The story behind Tartiflette recipe
I was raised in the French Alps some time ago and this dish wasn’t popular yet as it have been invented in the 1980s by Reblochon producers organization who were searching for a new way of promoting their products. At that time we actually had traditions of cooking together potatoes, onion and bacon in a pan called the “pela”. There was also a dish called the “croute” (literally “crust”) accommodating leftovers of ham and cheese with white wine over stale bread. Home cooks in the Alps, as my mom use to do, served raclette by melting raclette cheese in the oven over potatoes in a baking dish, just the way we now prepare tartiflette. The name tartiflette comes from the local name for potatoes “tartifla”.
The ideal amount of cheese is of 1 Reblochon wheel for 4 serves, but if you’re afraid of getting a very rich dish, just have 1 wheel for 6, as in the below recipe. Please, never ever add cream as I can see in some recipes! If you want the tartiflette to be really creamy, choose a high quality cheese or increase the quantity of Reblochon.
Tartiflette, French Apls Reblochon Cheese Casserole
Ingredients
- 1.2 kg potato peeled, cut into cubes or chunk
- 1 whole reblochon cheese cheese wheel or 1 ½ if you like the dish very creamy
- 400 gr bacon diced
- 2 large onion diced
- 120 ml dry white wine ½ cup (optional)
- salt
- pepper freshly ground
- NO CREAM !!
Instructions
- Start by preparing all ingredients. Peel and dice onions. Peel potatoes. Throw them in a bowl with cold water as you go. Dry potatoes and cut them into small cubes or chunk (the smallest pieces are, the quickest the cooking time will be).

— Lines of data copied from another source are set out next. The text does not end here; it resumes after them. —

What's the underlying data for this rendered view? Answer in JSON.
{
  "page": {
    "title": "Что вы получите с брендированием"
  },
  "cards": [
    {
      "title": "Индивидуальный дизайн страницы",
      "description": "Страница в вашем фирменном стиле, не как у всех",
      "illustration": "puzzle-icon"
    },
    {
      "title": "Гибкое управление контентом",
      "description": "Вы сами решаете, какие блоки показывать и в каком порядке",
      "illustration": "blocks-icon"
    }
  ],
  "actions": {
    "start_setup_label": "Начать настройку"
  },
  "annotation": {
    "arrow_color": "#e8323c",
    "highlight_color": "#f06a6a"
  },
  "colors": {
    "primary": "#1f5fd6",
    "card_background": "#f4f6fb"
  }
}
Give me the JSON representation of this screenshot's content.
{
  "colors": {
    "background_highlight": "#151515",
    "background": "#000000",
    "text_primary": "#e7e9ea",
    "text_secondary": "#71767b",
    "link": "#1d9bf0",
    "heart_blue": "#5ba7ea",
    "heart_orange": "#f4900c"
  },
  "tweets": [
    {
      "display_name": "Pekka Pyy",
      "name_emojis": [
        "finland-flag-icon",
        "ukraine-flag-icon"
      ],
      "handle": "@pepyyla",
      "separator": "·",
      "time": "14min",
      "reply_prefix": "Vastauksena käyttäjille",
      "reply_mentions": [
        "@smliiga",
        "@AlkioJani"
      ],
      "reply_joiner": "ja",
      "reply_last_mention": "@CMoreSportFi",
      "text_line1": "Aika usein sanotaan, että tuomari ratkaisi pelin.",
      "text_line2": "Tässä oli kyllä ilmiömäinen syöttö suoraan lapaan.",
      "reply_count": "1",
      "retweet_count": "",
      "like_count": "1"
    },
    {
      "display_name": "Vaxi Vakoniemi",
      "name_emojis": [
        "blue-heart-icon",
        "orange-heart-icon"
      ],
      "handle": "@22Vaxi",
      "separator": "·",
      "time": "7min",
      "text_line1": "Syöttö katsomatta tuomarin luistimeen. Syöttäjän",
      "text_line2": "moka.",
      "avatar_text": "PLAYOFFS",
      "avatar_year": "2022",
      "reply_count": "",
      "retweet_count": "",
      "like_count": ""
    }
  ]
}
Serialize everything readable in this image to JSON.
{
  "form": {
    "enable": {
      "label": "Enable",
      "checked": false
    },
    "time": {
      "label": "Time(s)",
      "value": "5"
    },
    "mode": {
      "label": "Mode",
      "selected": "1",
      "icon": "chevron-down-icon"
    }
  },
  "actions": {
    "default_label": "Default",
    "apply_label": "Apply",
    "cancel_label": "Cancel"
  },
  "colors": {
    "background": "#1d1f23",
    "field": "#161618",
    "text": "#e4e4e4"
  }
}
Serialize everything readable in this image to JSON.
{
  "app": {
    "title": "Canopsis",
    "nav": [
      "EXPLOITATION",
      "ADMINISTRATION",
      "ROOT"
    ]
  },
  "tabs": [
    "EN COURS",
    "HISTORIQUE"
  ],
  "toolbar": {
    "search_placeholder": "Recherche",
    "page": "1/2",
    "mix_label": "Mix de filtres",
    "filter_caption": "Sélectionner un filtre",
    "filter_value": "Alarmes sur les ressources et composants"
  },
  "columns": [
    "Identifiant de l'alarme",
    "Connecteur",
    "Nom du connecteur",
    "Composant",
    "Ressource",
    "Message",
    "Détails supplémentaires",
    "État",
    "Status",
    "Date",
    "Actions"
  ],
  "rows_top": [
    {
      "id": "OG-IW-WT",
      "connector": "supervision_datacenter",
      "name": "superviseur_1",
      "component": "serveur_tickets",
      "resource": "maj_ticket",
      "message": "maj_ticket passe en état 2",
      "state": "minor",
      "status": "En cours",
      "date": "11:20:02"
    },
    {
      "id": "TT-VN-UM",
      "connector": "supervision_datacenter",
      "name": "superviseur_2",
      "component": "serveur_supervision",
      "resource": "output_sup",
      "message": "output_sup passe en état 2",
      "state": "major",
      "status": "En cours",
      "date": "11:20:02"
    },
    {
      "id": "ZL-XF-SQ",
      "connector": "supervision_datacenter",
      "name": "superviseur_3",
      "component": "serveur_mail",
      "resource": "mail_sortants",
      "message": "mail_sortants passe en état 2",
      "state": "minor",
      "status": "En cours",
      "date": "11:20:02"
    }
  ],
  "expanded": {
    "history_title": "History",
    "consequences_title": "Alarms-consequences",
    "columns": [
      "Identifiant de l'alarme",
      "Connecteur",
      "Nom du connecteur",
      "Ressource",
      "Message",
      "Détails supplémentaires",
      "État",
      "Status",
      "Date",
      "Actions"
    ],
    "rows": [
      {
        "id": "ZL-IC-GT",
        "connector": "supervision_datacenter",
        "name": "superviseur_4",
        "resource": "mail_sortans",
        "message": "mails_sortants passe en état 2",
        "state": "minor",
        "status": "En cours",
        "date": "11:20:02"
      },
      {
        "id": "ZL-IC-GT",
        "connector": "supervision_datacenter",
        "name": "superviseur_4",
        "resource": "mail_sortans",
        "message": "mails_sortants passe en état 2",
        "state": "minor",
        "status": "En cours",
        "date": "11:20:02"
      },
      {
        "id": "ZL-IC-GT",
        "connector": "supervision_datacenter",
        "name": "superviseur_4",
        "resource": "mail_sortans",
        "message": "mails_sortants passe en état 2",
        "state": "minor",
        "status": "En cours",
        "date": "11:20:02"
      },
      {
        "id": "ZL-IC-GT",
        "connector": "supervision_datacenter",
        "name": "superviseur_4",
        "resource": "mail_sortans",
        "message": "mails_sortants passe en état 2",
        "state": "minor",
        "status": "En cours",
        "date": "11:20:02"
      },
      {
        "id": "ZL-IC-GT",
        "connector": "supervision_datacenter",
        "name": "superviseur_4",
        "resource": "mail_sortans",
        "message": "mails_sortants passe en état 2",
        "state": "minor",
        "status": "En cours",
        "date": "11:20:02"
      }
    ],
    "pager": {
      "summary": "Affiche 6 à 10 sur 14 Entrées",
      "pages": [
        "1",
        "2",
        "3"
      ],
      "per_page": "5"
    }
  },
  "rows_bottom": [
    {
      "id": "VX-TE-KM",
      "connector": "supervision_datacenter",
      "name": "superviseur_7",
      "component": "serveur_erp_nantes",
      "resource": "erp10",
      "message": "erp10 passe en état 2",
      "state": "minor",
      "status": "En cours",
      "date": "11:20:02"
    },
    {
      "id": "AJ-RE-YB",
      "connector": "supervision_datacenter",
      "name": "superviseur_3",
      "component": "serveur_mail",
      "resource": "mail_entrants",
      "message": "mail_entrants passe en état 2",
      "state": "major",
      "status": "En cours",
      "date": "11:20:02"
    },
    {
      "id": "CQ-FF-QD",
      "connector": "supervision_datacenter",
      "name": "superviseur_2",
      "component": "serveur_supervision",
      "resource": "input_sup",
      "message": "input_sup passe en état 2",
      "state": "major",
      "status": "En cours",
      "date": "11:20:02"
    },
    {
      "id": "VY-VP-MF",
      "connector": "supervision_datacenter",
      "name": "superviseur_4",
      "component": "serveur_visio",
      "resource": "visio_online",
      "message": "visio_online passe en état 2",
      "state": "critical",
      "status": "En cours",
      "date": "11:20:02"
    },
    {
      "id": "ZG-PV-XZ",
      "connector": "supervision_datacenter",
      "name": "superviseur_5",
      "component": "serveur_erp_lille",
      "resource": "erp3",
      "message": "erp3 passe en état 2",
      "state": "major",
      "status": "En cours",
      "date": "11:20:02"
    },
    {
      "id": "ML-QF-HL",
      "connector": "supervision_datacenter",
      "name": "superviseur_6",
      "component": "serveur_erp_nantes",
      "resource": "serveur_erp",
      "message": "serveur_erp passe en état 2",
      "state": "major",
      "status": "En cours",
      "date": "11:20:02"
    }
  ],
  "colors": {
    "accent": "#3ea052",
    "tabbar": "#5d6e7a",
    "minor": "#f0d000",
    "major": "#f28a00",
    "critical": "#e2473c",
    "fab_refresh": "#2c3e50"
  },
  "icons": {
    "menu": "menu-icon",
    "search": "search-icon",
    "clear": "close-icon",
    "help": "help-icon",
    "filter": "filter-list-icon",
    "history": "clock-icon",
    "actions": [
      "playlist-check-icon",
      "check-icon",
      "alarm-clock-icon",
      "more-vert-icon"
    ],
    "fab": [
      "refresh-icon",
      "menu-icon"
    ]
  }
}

- In a frying pan or a skillet, heat neutral oil (such as peanut oil, not olive oil as it is too strong in taste). Throw in onions and let them fry for 5 min, adding salt (this way vegetation water will evade from onions and they won’t burn). Pour in potatoes. At first brown them (adding fat if necessary) and cover until almost cook. The cooking time depends on the size of cubes or chunks, roughly 30 minutes.
- Preheat oven to 180°C – 350°F. Cut cheese into 4 equal parts then each piece into 2 in thickness.
- At the very end of the potatoes cooking process, add bacon and white wine (optional). Stir and immediately pour into a baking dish. Arrange over the pieces of Reblochon cheese, cut side against potatoes, crust on top (as pictured below).
- Bake for about 15minutes until cheese melts. Make sure to remove from the oven when cheese becomes nicely melted and runny. Heated too long cheese will split, to reveal only its fat and lose its delicious creamy texture.
I made this tonight for my family (having been blessed to have it last winter for the first time while in France), and we all found it to be delicious! I was unable to find Reblochon cheese, so I substituted Delice de Bourgogne, and it worked nicely. Thank your so much (and I’d love to hear your suggestions for substitutions for the Reblochon).